COMMENTARY

No New Antibiotics? Go to the Attic, Build Better Mousetraps

Paul G. Auwaerter, MD

Disclosures

June 27, 2017

Hi. Paul Auwaerter with Medscape Infectious Diseases. I'm speaking from the Johns Hopkins Division of Infectious Diseases. Many of us in ID wring our hands and voice a lot of consternation at the rather slow pace of the development of new antibiotic agents, especially as resistance issues really seem to increase month by month and year by year. With necessity being the mother of invention, an old Plato attribution, both scientists and clinicians have either gone to the attic or tried to help improve old drugs to see if we can get a bit more mileage with agents that we already have.

There are a couple of stories that I thought might be interesting here that have been recently published or discussed. The first is ethionamide,[1] a drug for tuberculosis that really has been relegated to lower-tier status, mainly because of rather profound gastrointestinal side effects, orthostasis, and even CNS toxicity. This is unusual in that it's a prodrug that actually has to be metabolized by an enzyme produced by Mycobacterium tuberculosis. Because of that, resistance is also an issue.

Scientists have found a compound that actually helps reverse resistance, at least in an infectious mouse model, with organisms inherently resistant to the drug alone. This agent SMARt-420[2] seems to help amplify production of active drug (metabolism of the prodrug) by increasing the amount of enzymatic activities. This is a rather novel way of using an old drug that might be much more effective without causing any greater toxicity (hopefully lower toxicities), so stay tuned there.

Vancomycin, for many and for me especially, is probably the drug that I use the most that I hate the most, because of dosing difficulties, need for monitoring, and so on. Boger and colleagues[3] have tinkered with the drug using three different substitutions for the basic molecule that have overcome resistance issues with vancomycin-resistant enterococci (VRE). It can still bind to the cell wall, along with two other chemical modifications that might reverse an enzyme or affect the cell membrane. This is interesting for those in chemistry, but the upshot is that, at least in vitro, there is about a 200-fold improvement in vancomycin activity against VRE with minimum inhibitory concentrations as low as 0.005 µg/mL against that organism. This makes you think that you could use far less of the drug, and therefore perhaps avoid toxicity issues, if indeed this drug proves to be safe upon additional testing.

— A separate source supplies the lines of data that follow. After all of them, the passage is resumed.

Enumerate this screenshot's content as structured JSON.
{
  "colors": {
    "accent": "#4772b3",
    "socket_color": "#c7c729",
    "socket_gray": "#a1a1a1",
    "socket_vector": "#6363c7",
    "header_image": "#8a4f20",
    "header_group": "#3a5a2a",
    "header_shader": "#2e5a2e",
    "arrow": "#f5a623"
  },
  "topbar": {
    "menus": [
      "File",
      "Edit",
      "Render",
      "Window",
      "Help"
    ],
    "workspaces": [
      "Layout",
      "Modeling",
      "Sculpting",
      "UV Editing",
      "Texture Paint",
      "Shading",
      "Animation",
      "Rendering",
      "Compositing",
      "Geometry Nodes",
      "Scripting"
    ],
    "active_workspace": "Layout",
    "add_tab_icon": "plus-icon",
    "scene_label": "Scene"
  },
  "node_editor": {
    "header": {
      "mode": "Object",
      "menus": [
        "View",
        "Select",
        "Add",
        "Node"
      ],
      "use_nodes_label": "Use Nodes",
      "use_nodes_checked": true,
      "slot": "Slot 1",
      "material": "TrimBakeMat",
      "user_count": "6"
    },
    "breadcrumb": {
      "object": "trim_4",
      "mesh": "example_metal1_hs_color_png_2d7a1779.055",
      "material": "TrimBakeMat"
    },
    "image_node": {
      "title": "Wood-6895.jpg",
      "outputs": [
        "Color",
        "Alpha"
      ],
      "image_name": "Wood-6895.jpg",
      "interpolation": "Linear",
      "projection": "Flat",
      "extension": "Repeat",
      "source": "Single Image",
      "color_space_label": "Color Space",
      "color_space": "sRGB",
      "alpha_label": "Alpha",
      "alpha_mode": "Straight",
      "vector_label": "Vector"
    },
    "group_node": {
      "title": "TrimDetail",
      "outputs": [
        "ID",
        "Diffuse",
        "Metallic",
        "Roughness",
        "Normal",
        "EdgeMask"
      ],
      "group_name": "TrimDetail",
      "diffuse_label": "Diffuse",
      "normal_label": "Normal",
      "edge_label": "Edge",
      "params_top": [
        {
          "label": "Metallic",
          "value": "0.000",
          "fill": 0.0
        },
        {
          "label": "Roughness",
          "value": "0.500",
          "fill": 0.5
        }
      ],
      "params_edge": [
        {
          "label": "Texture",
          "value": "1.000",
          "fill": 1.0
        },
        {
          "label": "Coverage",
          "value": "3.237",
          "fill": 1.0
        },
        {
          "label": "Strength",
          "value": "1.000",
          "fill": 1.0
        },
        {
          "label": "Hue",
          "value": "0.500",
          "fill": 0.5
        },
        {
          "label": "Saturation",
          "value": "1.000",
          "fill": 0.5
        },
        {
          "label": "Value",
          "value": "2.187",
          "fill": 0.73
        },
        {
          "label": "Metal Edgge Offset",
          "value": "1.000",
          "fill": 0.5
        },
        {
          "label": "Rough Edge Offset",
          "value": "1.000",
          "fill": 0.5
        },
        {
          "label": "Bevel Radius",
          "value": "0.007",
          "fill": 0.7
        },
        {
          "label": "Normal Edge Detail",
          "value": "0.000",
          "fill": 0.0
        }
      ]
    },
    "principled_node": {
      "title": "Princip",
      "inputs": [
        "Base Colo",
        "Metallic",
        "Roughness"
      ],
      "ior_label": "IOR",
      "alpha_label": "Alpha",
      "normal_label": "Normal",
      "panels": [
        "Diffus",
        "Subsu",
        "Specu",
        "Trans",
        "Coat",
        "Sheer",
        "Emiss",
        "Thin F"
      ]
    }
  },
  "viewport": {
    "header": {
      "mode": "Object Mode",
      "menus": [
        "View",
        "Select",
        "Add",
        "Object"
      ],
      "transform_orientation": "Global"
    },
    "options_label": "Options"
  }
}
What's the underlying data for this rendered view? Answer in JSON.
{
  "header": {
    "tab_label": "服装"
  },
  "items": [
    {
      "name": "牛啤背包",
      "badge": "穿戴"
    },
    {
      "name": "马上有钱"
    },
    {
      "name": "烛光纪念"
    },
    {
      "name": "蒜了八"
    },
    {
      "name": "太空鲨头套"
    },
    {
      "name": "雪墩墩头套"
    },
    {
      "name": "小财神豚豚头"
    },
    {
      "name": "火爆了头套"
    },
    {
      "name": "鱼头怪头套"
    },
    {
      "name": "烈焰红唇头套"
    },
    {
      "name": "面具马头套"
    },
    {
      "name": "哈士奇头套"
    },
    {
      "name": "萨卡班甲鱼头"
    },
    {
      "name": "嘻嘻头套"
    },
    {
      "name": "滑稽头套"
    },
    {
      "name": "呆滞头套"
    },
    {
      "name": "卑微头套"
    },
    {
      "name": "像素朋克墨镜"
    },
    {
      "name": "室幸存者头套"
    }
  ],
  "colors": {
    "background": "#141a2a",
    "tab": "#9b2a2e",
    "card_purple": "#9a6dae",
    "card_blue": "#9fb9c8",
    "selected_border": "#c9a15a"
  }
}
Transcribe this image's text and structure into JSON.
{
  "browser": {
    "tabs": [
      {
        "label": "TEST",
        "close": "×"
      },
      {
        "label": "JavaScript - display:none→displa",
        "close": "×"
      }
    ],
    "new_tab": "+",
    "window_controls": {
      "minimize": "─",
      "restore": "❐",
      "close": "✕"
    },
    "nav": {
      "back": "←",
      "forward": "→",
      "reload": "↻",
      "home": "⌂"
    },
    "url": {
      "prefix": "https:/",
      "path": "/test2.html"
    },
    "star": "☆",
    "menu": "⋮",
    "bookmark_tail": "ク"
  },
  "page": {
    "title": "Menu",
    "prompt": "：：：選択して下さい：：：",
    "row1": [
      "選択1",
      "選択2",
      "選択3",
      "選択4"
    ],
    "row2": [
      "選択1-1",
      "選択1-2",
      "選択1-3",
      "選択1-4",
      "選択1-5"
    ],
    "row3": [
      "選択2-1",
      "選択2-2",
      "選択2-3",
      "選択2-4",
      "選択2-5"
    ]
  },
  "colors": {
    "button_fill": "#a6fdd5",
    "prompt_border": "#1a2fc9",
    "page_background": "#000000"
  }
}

Another drug, fusidic acid, has been used in Europe for over 40 years and is available in oral or IV formulations in many countries. It has little cross-resistance to other bacteria and is predominantly used for staphylococcal infections. However, resistance to fusidic acid develops rather easily, especially with significant infections with high organism counts, which means that often it was combined with a drug such as rifampin. A new frontloading strategy may mean that it has a new life as monotherapy and is currently being explored by the pharmaceutical industry. We will see if it gains FDA status for use in the United States.[4]

Many have already taken to fosfomycin salts for use of resistant gram-negative infections for urinary tract infections. They even try to use high doses of fosfomycin daily, or even at higher doses, to treat other resistant infections. There are other agents not available in the United States any longer, such as mecillinam or temocillin, that are used in other countries for Enterobacteriaceae infections.[5] I've had two patients with very resistant infections, where I really didn't have any other oral agent. Rather than admit people to the hospital, I used cycloserine, normally reserved for tuberculosis.[6] In the 1960s, the drug had been used for urinary tract infections and indeed is still licensed in several countries. Only one or two patients really responded successfully.

Again, I think we are dusting off all drugs, trying to improve on some of the drugs we have, tinker with them. This may be a bit of a faster path, at least in some cases, than trying to find new and novel compounds in the current climate. I hope many of these efforts, of course, might help us take care of patients with resistant infections. You can see that with the scarcity of new agents, a lot of bright ideas are being entertained.